With all due respect, with the money you are outlaying on this gear, YOU are the emperor here. As poor top 10%-ers, we bought several of these:
https://www.amazon.com/JVC-Portable-Bluetooth-Resistant-Microphone/dp/B0CZM7Y4PP
Check out the specs. Inside/outside. NPR over the air. I’m listening to Public Enemy on it right now. The Bluetooth works well, and the fidelity is surprisingly good. My wife has a ’05 iPod she plugs into the 1/8″ phono jack. I can switch to my computer’s output if a good AOC clip is on. Can be used as a portable boom-box on my shoulder with gansta rap to blend into our ‘hood. Has a decent battery to charge devices when the power is off.

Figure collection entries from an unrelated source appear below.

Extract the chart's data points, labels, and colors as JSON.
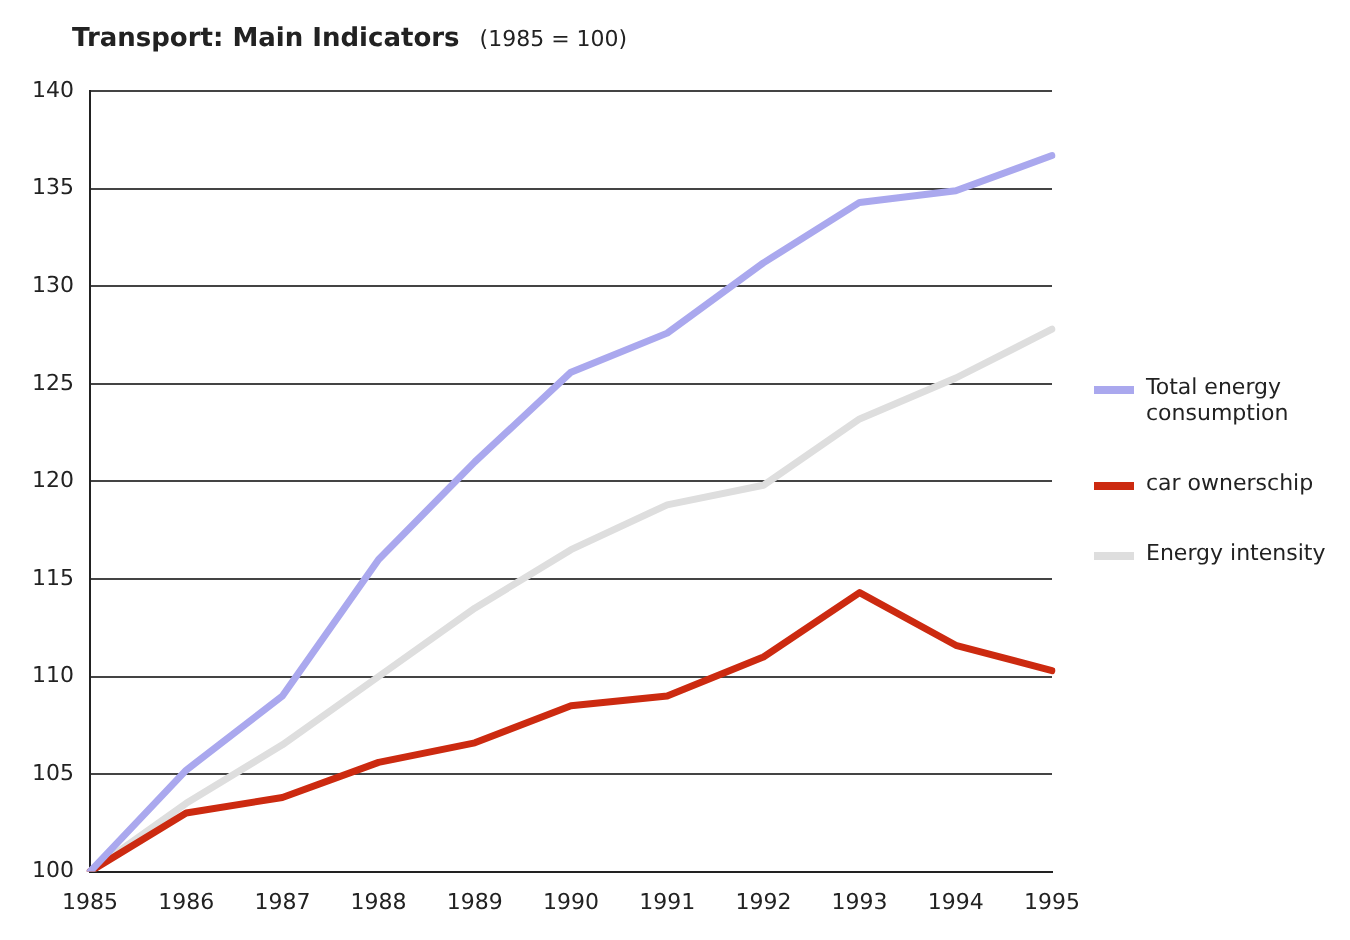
{
  "chart_data": {
    "type": "line",
    "title": "Transport: Main Indicators",
    "subtitle": "(1985 = 100)",
    "categories": [
      "1985",
      "1986",
      "1987",
      "1988",
      "1989",
      "1990",
      "1991",
      "1992",
      "1993",
      "1994",
      "1995"
    ],
    "series": [
      {
        "name": "Total energy consumption",
        "color": "#aaa8ee",
        "values": [
          100,
          105.2,
          109,
          116,
          121,
          125.6,
          127.6,
          131.2,
          134.3,
          134.9,
          136.7
        ]
      },
      {
        "name": "car ownerschip",
        "color": "#cc2a10",
        "values": [
          100,
          103,
          103.8,
          105.6,
          106.6,
          108.5,
          109,
          111,
          114.3,
          111.6,
          110.3
        ]
      },
      {
        "name": "Energy intensity",
        "color": "#dedede",
        "values": [
          100,
          103.5,
          106.5,
          110,
          113.5,
          116.5,
          118.8,
          119.8,
          123.2,
          125.3,
          127.8
        ]
      }
    ],
    "ylim": [
      100,
      140
    ],
    "yticks": [
      100,
      105,
      110,
      115,
      120,
      125,
      130,
      135,
      140
    ],
    "grid": "y",
    "legend": "right",
    "marker": "none",
    "line_style": "solid"
  }
}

I can also plug my guitar into it and jam. Or do karaoke. Encourages white and black bonding:
https://m.media-amazon.com/images/I/71MLT9xR8tL._AC_SX425_.jpg
If they break, I can integrate something else in. Vendor lock-in is teh suxor for realz. As an engineer with a Ph.D., if you think outside the box, you could roll your own much better, flexible non-Sonos solution. I’m not a commie, but standards like IEEE and AES created are our friends.